紀以尋的身子猶如一件完美之作,凹凸有致,精美絕倫。看着細長的簪尖在她如玉的肌膚上綻下一道道血痕,蒼彥曜沉浸在強烈毀滅的快感之中!
忽然背後一陣疾風襲來,他身子一輕,接着腹部受一重擊,整個人被甩在雪地里!
蒼彥易看着紀以尋躺在雪地里,有生之年,第一次知道何謂心痛。
她的上身滿是血痕,幾乎沒有一塊完好的肌膚。嘴角處涌着大量的鮮血。看着她躺在那,眼眸緊闔,安靜的如同不存在了。蒼彥易甚至不確定她是不是還活着!
慌忙上去將她攬在懷裏,在感受到她的鼻息之後,心下驟然一松。替她攏了上衣,把自己的大氅替她披上。
見她嘴角鮮血不斷,銀牙緊咬,知她咬舌了,蒼彥易湊唇去吻她。可不想以尋牙關咬的那樣緊,他怎麼也撬不開,「以尋,鬆口。」
她抱了必死的決心,蒼彥易心下一痛,如果他再來遲一步,如果他再來遲一步……
以尋模糊聽到了蒼彥易的聲音,睜開眼睛果然是他,大大的眼睛頓時蓄滿了淚水,「阿易……」
蒼彥曜擦了嘴角鮮血,蒼彥易這一記重擊,用了十二分的力氣,他現在是五臟俱損!
輕笑,看來是惱極了!「不就是碰了一下,三哥怎的這般小氣……」
話音未落,便見一個高大黑影快速欺近,手執一道銀光挾着雷霆之勢迎面襲來!
蒼彥曜迅速抽出佩劍將那銀光撥開,瞬時,刀光劍影。
兩人的武功本在伯仲之間,但此刻蒼彥曜受了傷,蒼彥易又出手狠厲。不過三十招,蒼彥曜便處了下風!
嘡啷一聲,蒼彥曜手中長劍被打落在地!
蒼彥易劍峰一掃,抵在他咽喉處,居高臨下,冷眼睨他。
蒼彥曜單膝半跪在地上,袖管里的鮮血順着中指和食指滴在雪地里,開出絢爛奢靡的花,看着周身裹着冰冷沉怒氣息的蒼彥易,「怎麼?想殺了我?」
即使面臨生命危險,他嘴角依舊掛着懶洋洋的笑意,「不知道父皇他老人家要多傷心?他的三兒子為了一個女人殺了他的六兒子,……呵呵……到時,父皇只怕是要把紀以尋碎屍萬段了吧?」
蒼彥易出掌用內力見他擊倒在地,長劍出手,薄刃在風中長嘯,驟然插在他耳邊的雪地里,「蒼彥曜,不出半年,本王定要你死無葬生之地!」
迴轉身,將躺在地上的以尋抱在懷裏,他現在不能殺蒼彥曜,他不能讓她背負叔嫂亂倫這樣的污名!
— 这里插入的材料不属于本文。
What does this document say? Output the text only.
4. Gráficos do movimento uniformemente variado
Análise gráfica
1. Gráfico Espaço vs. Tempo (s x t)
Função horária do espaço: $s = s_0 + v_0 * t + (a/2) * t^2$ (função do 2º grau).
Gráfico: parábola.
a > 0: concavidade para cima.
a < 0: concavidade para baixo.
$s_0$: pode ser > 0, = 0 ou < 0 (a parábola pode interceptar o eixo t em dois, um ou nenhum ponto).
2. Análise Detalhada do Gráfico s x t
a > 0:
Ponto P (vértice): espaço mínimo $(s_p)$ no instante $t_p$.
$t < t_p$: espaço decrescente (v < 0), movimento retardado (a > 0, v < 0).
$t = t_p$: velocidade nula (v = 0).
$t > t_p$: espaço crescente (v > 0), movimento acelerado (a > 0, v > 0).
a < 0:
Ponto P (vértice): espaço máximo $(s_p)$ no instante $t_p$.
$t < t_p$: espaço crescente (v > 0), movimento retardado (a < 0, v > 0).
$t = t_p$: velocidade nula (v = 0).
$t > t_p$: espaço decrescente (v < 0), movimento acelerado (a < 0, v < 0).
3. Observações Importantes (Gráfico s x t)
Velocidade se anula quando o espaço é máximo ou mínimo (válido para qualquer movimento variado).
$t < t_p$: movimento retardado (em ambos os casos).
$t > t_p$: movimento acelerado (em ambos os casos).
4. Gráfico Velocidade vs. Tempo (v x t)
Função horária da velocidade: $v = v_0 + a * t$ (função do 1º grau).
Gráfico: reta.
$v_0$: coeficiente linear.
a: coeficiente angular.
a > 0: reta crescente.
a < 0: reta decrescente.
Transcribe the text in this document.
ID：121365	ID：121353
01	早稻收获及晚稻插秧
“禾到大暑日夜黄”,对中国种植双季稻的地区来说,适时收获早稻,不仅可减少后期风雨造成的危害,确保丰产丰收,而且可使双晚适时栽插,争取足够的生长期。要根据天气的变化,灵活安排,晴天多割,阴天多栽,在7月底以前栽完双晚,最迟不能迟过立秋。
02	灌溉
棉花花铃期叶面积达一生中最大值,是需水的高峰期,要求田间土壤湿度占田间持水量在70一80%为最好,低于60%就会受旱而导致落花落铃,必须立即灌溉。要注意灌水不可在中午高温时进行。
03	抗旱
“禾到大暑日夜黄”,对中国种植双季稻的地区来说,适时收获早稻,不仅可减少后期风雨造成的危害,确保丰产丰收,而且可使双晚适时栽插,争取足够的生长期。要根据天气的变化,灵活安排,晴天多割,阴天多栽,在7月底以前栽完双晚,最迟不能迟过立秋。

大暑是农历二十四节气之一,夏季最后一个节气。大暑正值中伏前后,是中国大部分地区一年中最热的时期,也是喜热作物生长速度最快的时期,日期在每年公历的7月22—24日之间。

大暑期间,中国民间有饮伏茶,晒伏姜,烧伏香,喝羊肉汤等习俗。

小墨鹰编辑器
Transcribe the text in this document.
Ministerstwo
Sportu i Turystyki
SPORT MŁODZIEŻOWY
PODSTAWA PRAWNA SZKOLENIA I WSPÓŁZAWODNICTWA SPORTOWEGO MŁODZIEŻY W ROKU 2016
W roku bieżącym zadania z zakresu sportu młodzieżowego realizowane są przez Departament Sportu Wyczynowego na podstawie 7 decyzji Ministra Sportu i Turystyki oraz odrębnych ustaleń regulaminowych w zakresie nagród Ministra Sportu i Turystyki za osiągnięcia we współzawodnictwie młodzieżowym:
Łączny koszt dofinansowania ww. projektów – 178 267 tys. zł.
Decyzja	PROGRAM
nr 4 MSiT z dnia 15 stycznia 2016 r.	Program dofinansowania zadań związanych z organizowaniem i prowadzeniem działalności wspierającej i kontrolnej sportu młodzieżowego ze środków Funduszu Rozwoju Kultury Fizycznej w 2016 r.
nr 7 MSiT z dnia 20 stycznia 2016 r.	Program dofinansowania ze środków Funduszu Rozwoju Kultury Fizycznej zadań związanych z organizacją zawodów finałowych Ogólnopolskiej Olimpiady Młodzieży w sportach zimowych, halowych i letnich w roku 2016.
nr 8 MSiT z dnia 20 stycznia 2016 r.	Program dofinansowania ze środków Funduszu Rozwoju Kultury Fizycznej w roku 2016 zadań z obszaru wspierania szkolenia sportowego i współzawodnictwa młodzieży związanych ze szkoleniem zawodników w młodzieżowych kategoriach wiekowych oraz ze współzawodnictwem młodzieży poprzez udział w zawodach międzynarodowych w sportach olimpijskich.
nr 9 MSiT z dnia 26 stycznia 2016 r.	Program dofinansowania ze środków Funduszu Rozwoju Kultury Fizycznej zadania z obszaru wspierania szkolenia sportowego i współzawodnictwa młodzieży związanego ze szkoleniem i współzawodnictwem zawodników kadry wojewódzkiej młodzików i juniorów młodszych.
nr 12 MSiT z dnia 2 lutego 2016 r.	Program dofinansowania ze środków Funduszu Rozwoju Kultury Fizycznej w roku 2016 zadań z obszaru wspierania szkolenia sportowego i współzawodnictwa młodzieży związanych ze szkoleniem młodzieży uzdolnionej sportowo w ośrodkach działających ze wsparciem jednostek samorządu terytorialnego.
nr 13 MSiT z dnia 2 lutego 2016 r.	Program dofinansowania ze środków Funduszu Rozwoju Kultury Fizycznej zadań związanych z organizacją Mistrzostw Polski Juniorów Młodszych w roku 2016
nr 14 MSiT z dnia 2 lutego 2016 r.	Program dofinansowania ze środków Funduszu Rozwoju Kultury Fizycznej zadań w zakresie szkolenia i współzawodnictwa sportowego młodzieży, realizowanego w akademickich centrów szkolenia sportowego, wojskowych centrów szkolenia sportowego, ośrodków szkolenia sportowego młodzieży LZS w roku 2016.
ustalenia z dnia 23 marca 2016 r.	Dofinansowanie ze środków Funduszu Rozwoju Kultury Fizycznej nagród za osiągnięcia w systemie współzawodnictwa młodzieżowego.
細細用大氅將以尋周身傷痕遮裹,衣帽束起,頭臉遮住,確定外人看不清她的情況,蒼彥易抱着她離開。
蒼彥曜睡臥在雪地里,紅衣黑髮,妖嬈的攝人心魂,絕代風華。
即使身上沾了血污,他也絲毫不見狼狽之態,眼角眉梢全是放縱肆意,放聲大笑!
他到要看看,兩人真的較量起來,到底誰輸誰贏!
——
假山暗處,女子看着蒼彥易遠去的身影,蒼白的臉色顯出苦意,漠漠轉身,無聲離開。
流彩暗花雲錦繡鞋,素色雲雁細錦羅裙,髮釵上的白玉珠,斜綴在耳邊。羸弱身姿,邁着小小步子,咬唇,念着蒼彥易對紀以尋的緊張模樣,分明已是用了心了……
「若依妹妹。」
聽聞背後有人喊她,韓若依轉回身,見來人身穿靛藍錦緞短袍,腳踩鹿皮靴,額上系一寶藍晶石,體態豐腴,精神飽滿。心下微疑,她怎麼會在這兒?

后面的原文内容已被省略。